Intaktes Vereinsleben - Intakte Infrastruktur

Neuffen besitzt ein intaktes Vereinsleben mit über 40 Vereinen, die eine Vielzahl von Möglichkeiten zur Freizeitgestaltung für Kinder, Jugendliche und Erwachsene bieten. Den Vereinen stehen mit dem Sport- und Freizeitgelände Spadelsberg, den Turnhallen am Schulzentrum und weiteren Räumlichkeiten optimale Bedingungen zur Verfügung.

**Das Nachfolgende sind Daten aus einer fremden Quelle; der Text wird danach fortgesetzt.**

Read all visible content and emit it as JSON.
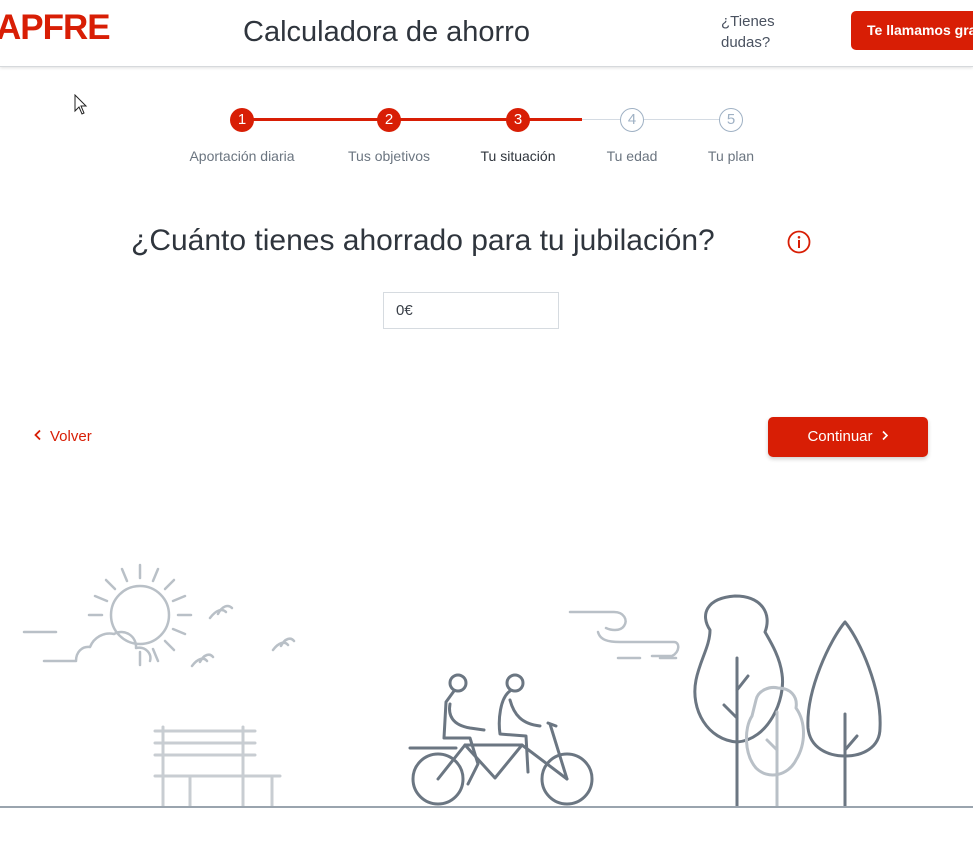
{
  "header": {
    "logo": "APFRE",
    "title": "Calculadora de ahorro",
    "help_text": "¿Tienes dudas?",
    "call_button": "Te llamamos gra"
  },
  "stepper": {
    "steps": [
      {
        "number": "1",
        "label": "Aportación diaria",
        "state": "done"
      },
      {
        "number": "2",
        "label": "Tus objetivos",
        "state": "done"
      },
      {
        "number": "3",
        "label": "Tu situación",
        "state": "current"
      },
      {
        "number": "4",
        "label": "Tu edad",
        "state": "todo"
      },
      {
        "number": "5",
        "label": "Tu plan",
        "state": "todo"
      }
    ]
  },
  "main": {
    "question": "¿Cuánto tienes ahorrado para tu jubilación?",
    "info_icon": "info-icon",
    "savings_input": {
      "value": "",
      "placeholder": "0€"
    }
  },
  "nav": {
    "back_label": "Volver",
    "continue_label": "Continuar"
  },
  "colors": {
    "accent": "#d81e05",
    "text_dark": "#2f353d",
    "step_todo": "#9fb1c4",
    "illustration_stroke": "#b9c0c7"
  }
}
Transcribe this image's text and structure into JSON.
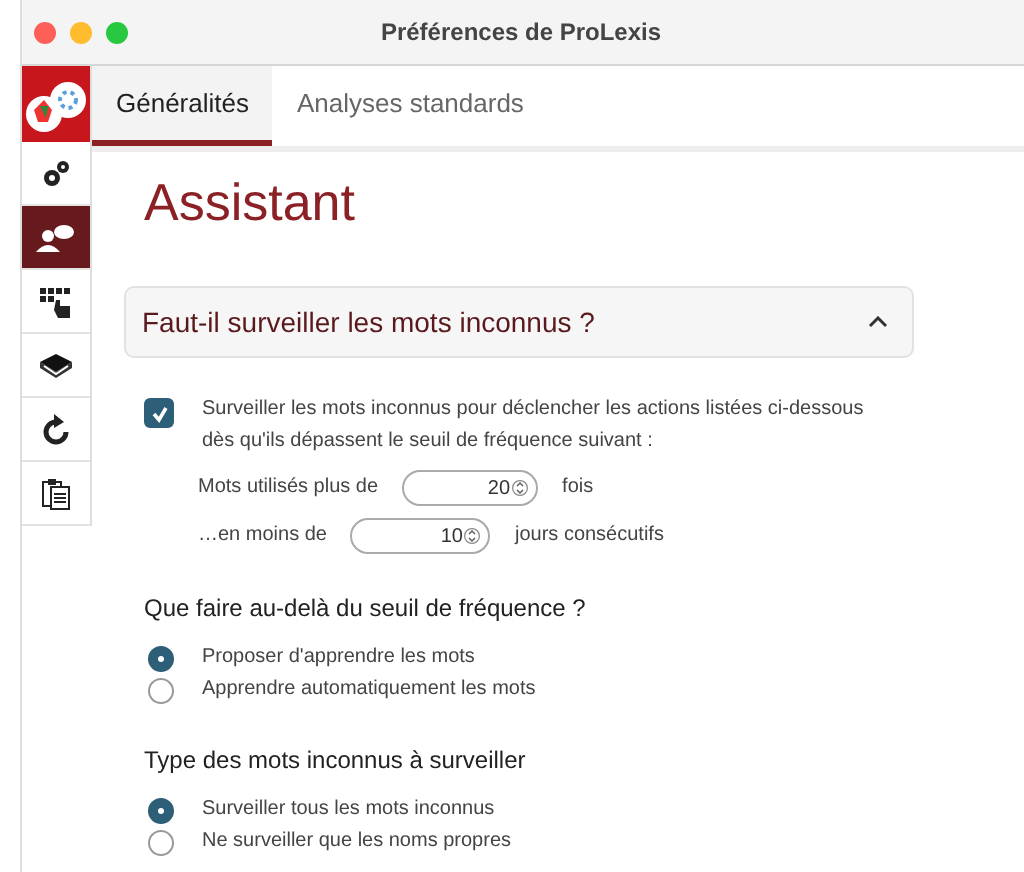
{
  "window": {
    "title": "Préférences de ProLexis"
  },
  "sidebar": {
    "items": [
      {
        "selected": false
      },
      {
        "selected": true
      },
      {
        "selected": false
      },
      {
        "selected": false
      },
      {
        "selected": false
      },
      {
        "selected": false
      }
    ]
  },
  "tabs": [
    {
      "label": "Généralités",
      "selected": true
    },
    {
      "label": "Analyses standards",
      "selected": false
    }
  ],
  "heading": "Assistant",
  "section": {
    "title": "Faut-il surveiller les mots inconnus ?",
    "expanded": true
  },
  "monitor": {
    "label": "Surveiller les mots inconnus pour déclencher les actions listées ci-dessous dès qu'ils dépassent le seuil de fréquence suivant :",
    "checked": true
  },
  "thresholds": [
    {
      "label": "Mots utilisés plus de",
      "value": "20",
      "unit": "fois"
    },
    {
      "label": "…en moins de",
      "value": "10",
      "unit": "jours consécutifs"
    }
  ],
  "groups": [
    {
      "title": "Que faire au-delà du seuil de fréquence ?",
      "options": [
        {
          "label": "Proposer d'apprendre les mots",
          "selected": true
        },
        {
          "label": "Apprendre automatiquement les mots",
          "selected": false
        }
      ]
    },
    {
      "title": "Type des mots inconnus à surveiller",
      "options": [
        {
          "label": "Surveiller tous les mots inconnus",
          "selected": true
        },
        {
          "label": "Ne surveiller que les noms propres",
          "selected": false
        }
      ]
    }
  ]
}
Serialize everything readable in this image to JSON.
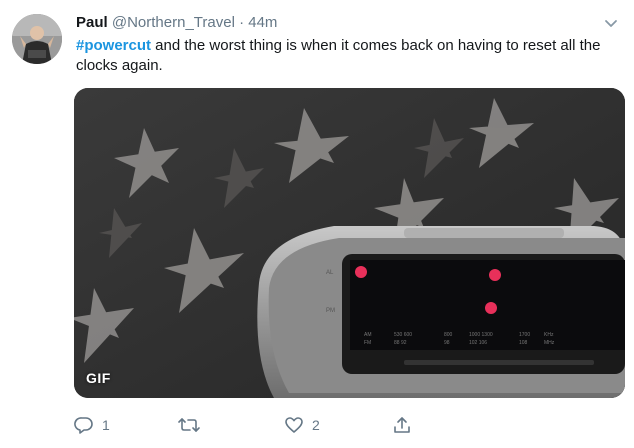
{
  "author": {
    "display_name": "Paul",
    "handle": "@Northern_Travel",
    "separator": "·",
    "time": "44m",
    "avatar_icon": "profile-avatar"
  },
  "tweet": {
    "hashtag": "#powercut",
    "text": " and the worst thing is when it comes back on having to reset all the clocks again."
  },
  "media": {
    "badge": "GIF",
    "content": "radio-clock-gif"
  },
  "actions": {
    "reply_icon": "reply-icon",
    "reply_count": "1",
    "retweet_icon": "retweet-icon",
    "retweet_count": "",
    "like_icon": "heart-icon",
    "like_count": "2",
    "share_icon": "share-icon"
  },
  "colors": {
    "hashtag": "#1b95e0",
    "secondary_text": "#657786",
    "primary_text": "#14171a",
    "led_red": "#e8305a"
  }
}
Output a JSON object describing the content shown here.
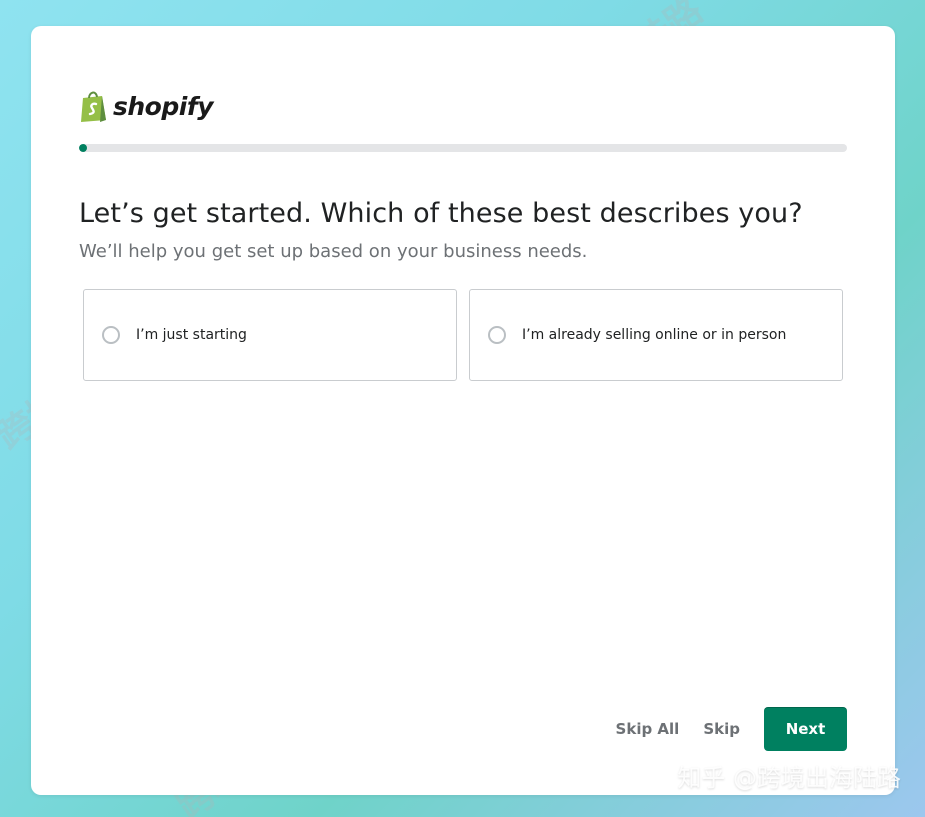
{
  "brand": {
    "name": "shopify",
    "color": "#95bf47",
    "accent": "#008060"
  },
  "progress": {
    "percent": 1
  },
  "main": {
    "title": "Let’s get started. Which of these best describes you?",
    "subtitle": "We’ll help you get set up based on your business needs.",
    "options": [
      {
        "label": "I’m just starting"
      },
      {
        "label": "I’m already selling online or in person"
      }
    ]
  },
  "footer": {
    "skip_all": "Skip All",
    "skip": "Skip",
    "next": "Next"
  },
  "watermark": {
    "text": "跨境出海陆路",
    "credit": "知乎 @跨境出海陆路"
  }
}
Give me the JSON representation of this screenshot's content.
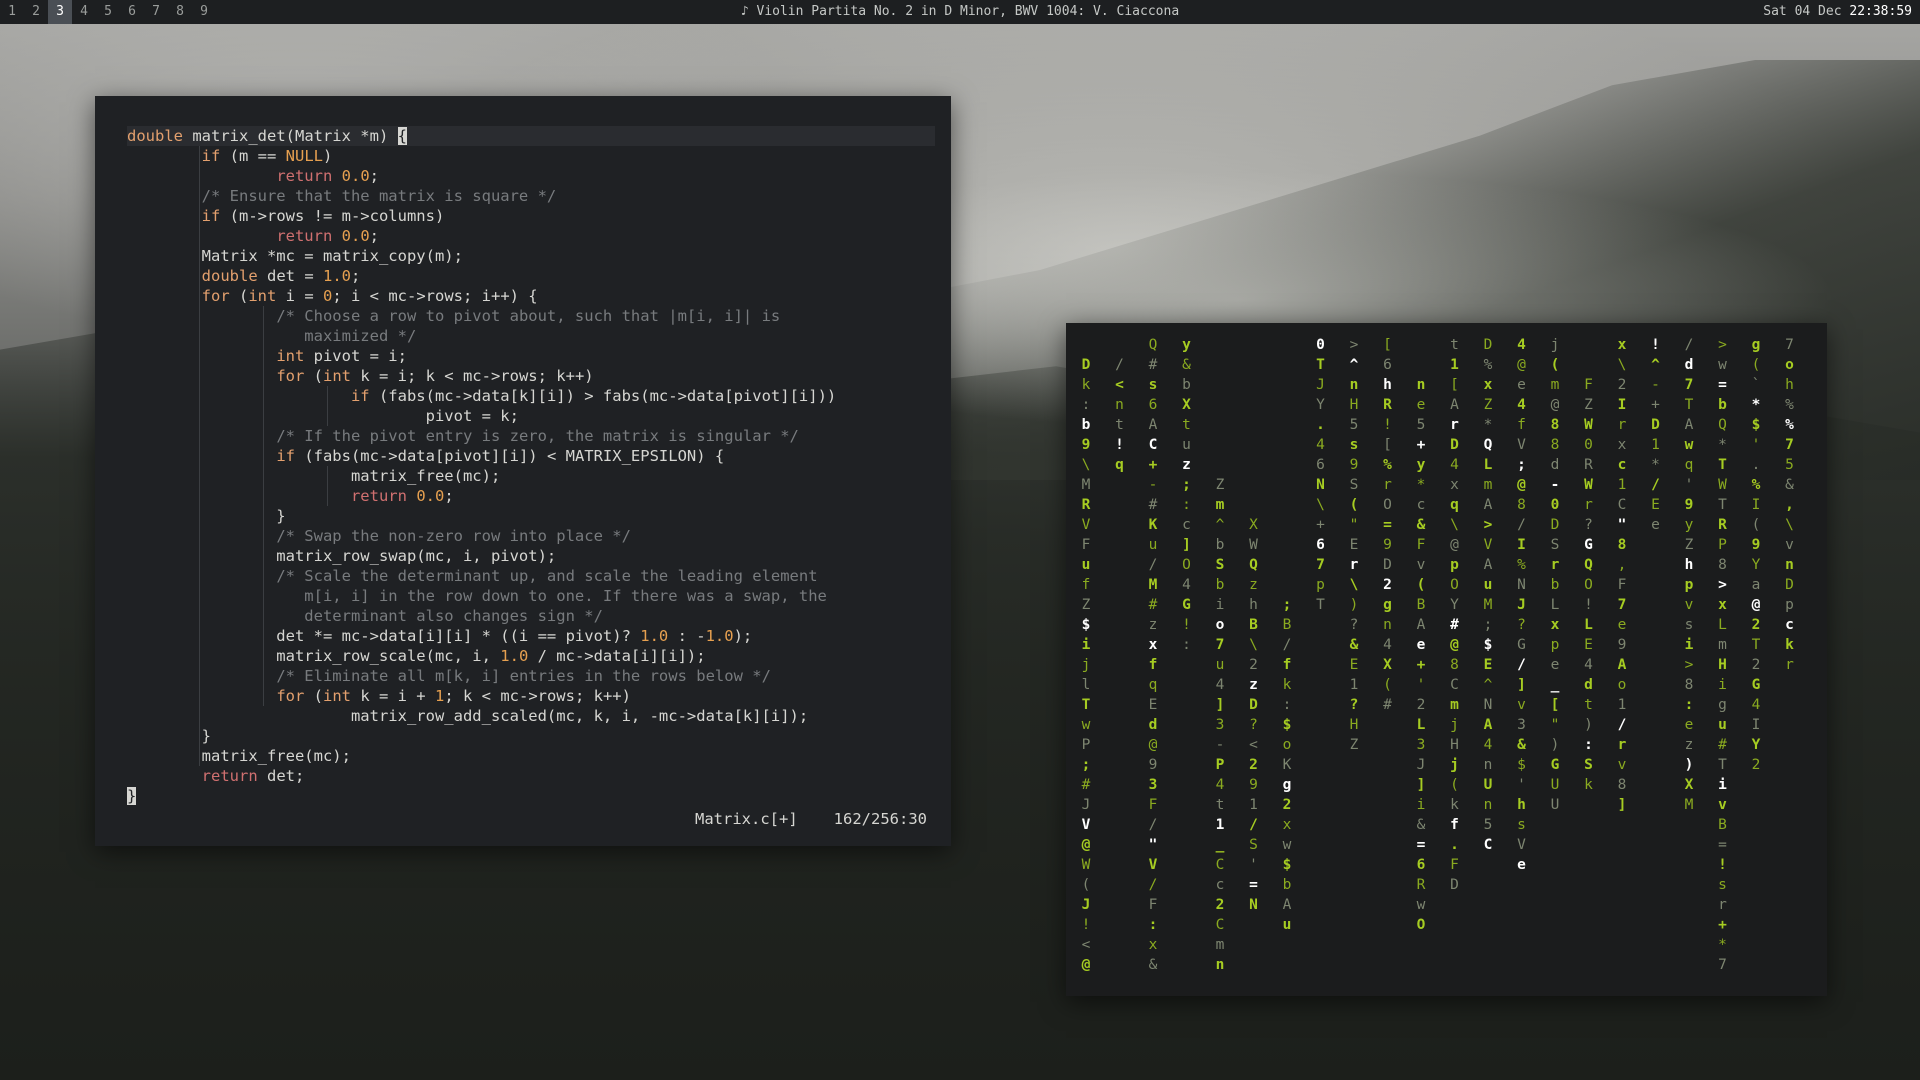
{
  "topbar": {
    "workspaces": [
      "1",
      "2",
      "3",
      "4",
      "5",
      "6",
      "7",
      "8",
      "9"
    ],
    "active_workspace": "3",
    "now_playing": "Violin Partita No. 2 in D Minor, BWV 1004: V. Ciaccona",
    "music_icon": "music-note-icon",
    "date": "Sat 04 Dec",
    "time": "22:38:59"
  },
  "editor": {
    "filename": "Matrix.c[+]",
    "position": "162/256:30",
    "code_lines": [
      "double matrix_det(Matrix *m) {",
      "        if (m == NULL)",
      "                return 0.0;",
      "        /* Ensure that the matrix is square */",
      "        if (m->rows != m->columns)",
      "                return 0.0;",
      "        Matrix *mc = matrix_copy(m);",
      "        double det = 1.0;",
      "        for (int i = 0; i < mc->rows; i++) {",
      "                /* Choose a row to pivot about, such that |m[i, i]| is",
      "                   maximized */",
      "                int pivot = i;",
      "                for (int k = i; k < mc->rows; k++)",
      "                        if (fabs(mc->data[k][i]) > fabs(mc->data[pivot][i]))",
      "                                pivot = k;",
      "                /* If the pivot entry is zero, the matrix is singular */",
      "                if (fabs(mc->data[pivot][i]) < MATRIX_EPSILON) {",
      "                        matrix_free(mc);",
      "                        return 0.0;",
      "                }",
      "                /* Swap the non-zero row into place */",
      "                matrix_row_swap(mc, i, pivot);",
      "                /* Scale the determinant up, and scale the leading element",
      "                   m[i, i] in the row down to one. If there was a swap, the",
      "                   determinant also changes sign */",
      "                det *= mc->data[i][i] * ((i == pivot)? 1.0 : -1.0);",
      "                matrix_row_scale(mc, i, 1.0 / mc->data[i][i]);",
      "                /* Eliminate all m[k, i] entries in the rows below */",
      "                for (int k = i + 1; k < mc->rows; k++)",
      "                        matrix_row_add_scaled(mc, k, i, -mc->data[k][i]);",
      "        }",
      "        matrix_free(mc);",
      "        return det;",
      "}"
    ]
  },
  "matrix_rain": {
    "columns": [
      "D k : b 9 \\ M R V F u f Z $ i j l T w P ; # J V @ W ( J ! < @",
      "/ < n t ! q",
      "Q # s 6 A C + - # K u / M # z x f q E d @ 9 3 F / \" V / F : x &",
      "y & b X t u z ; : c ] O 4 G ! :",
      "Z m ^ b S b i o 7 u 4 ] 3 - P 4 t 1 _ C c 2 C m n",
      "X W Q z h B \\ 2 z D ? < 2 9 1 / S ' = N",
      "; B / f k : $ o K g 2 x w $ b A u",
      "0 T J Y . 4 6 N \\ + 6 7 p T",
      "> ^ n H 5 s 9 S ( \" E r \\ ) ? & E 1 ? H Z",
      "[ 6 h R ! [ % r O = 9 D 2 g n 4 X ( #",
      "n e 5 + y * c & F v ( B A e + ' 2 L 3 J ] i & = 6 R w O",
      "t 1 [ A r D 4 x q \\ @ p O Y # @ 8 C m j H j ( k f . F D",
      "D % x Z * Q L m A > V A u M ; $ E ^ N A 4 n U n 5 C",
      "4 @ e 4 f V ; @ 8 / I % N J ? G / ] v 3 & $ ' h s V e",
      "j ( m @ 8 8 d - 0 D S r b L x p e _ [ \" ) G U U",
      "F Z W 0 R W r ? G Q O ! L E 4 d t ) : S k",
      "x \\ 2 I r x c 1 C \" 8 , F 7 e 9 A o 1 / r v 8 ]",
      "! ^ - + D 1 * / E e",
      "/ d 7 T A w q ' 9 y Z h p v s i > 8 : e z ) X M",
      "> w = b Q * T W T R P 8 > x L m H i g u # T i v B = ! s r + * 7",
      "g ( ` * $ ' . % I ( 9 Y a @ 2 T 2 G 4 I Y 2",
      "7 o h % % 7 5 & , \\ v n D p c k r"
    ]
  }
}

Das Schulzentrum beherbergt die Werkrealschule und die Realschule. Die Grundschule ist in einem eigenen Gebäude im Unteren Graben untergebracht. Zur Infrastruktur in Neuffen gehören auch die insgesamt sechs Kindergärten, die Betreuung für Grundschüler, das Freibad und die Stadthalle sowie das Bürgerhaus im Stadtteil Kappishäusern. Die Stadtbücherei und das Stadtmuseum sind im aufwändig restaurierten „Großen Haus“, erbaut im Jahre 1364, untergebracht.

Vom Weinbau geprägt

Über Jahrhunderte wurde Neuffen vom Weinbau geprägt. Auch heute noch wachsen in guter Lage am Fuße der Burgruine die Trauben, aus denen der weit über das Täle hinaus bekannte „Täleswein” gekeltert wird. Diese Tradition wissen die Neuffener auch zu feiern. Jedes Jahr trifft man sich am 1. Wochenende im September auf dem Kelterplatz beim Eselhock, um das eine oder andere Viertele zu schlotzen. Die zweithöchste Weinberglage des Landes Baden-Württemberg findet sich im Ortsteil Kappishäusern. Auf einer Höhe von 560 m ü. NN wird auch heute noch der beliebte Rebensaft angebaut.

Kappishäusern

Kappishäusern wurde im Zuge der Gemeindegebietsreform im Jahre 1972 nach Neuffen eingemeindet. Im reizvoll am Südwesthang des Jusi gelegenen Ortsteil sind wegen seiner naturnahen, ruhigen Lage in den vergangenen Jahren viele junge Familien heimisch geworden. Das früher in zwei Weiler geteilte Dorf ist in der Mitte durch die Michaelskirche, das Bürgerhaus und das Evangelische Gemeindehaus verbunden.

Am Ende des Neuffener Tals gelegen, verdankt Neuffen der „Tälesbahn” seine gute Anbindung an den ÖPNV und damit an den Ballungsraum Stuttgart. Zu Recht bezeichnen die Neuffener ihre Heimat als „die lebendige Kleinstadt mit historischem Erbe“.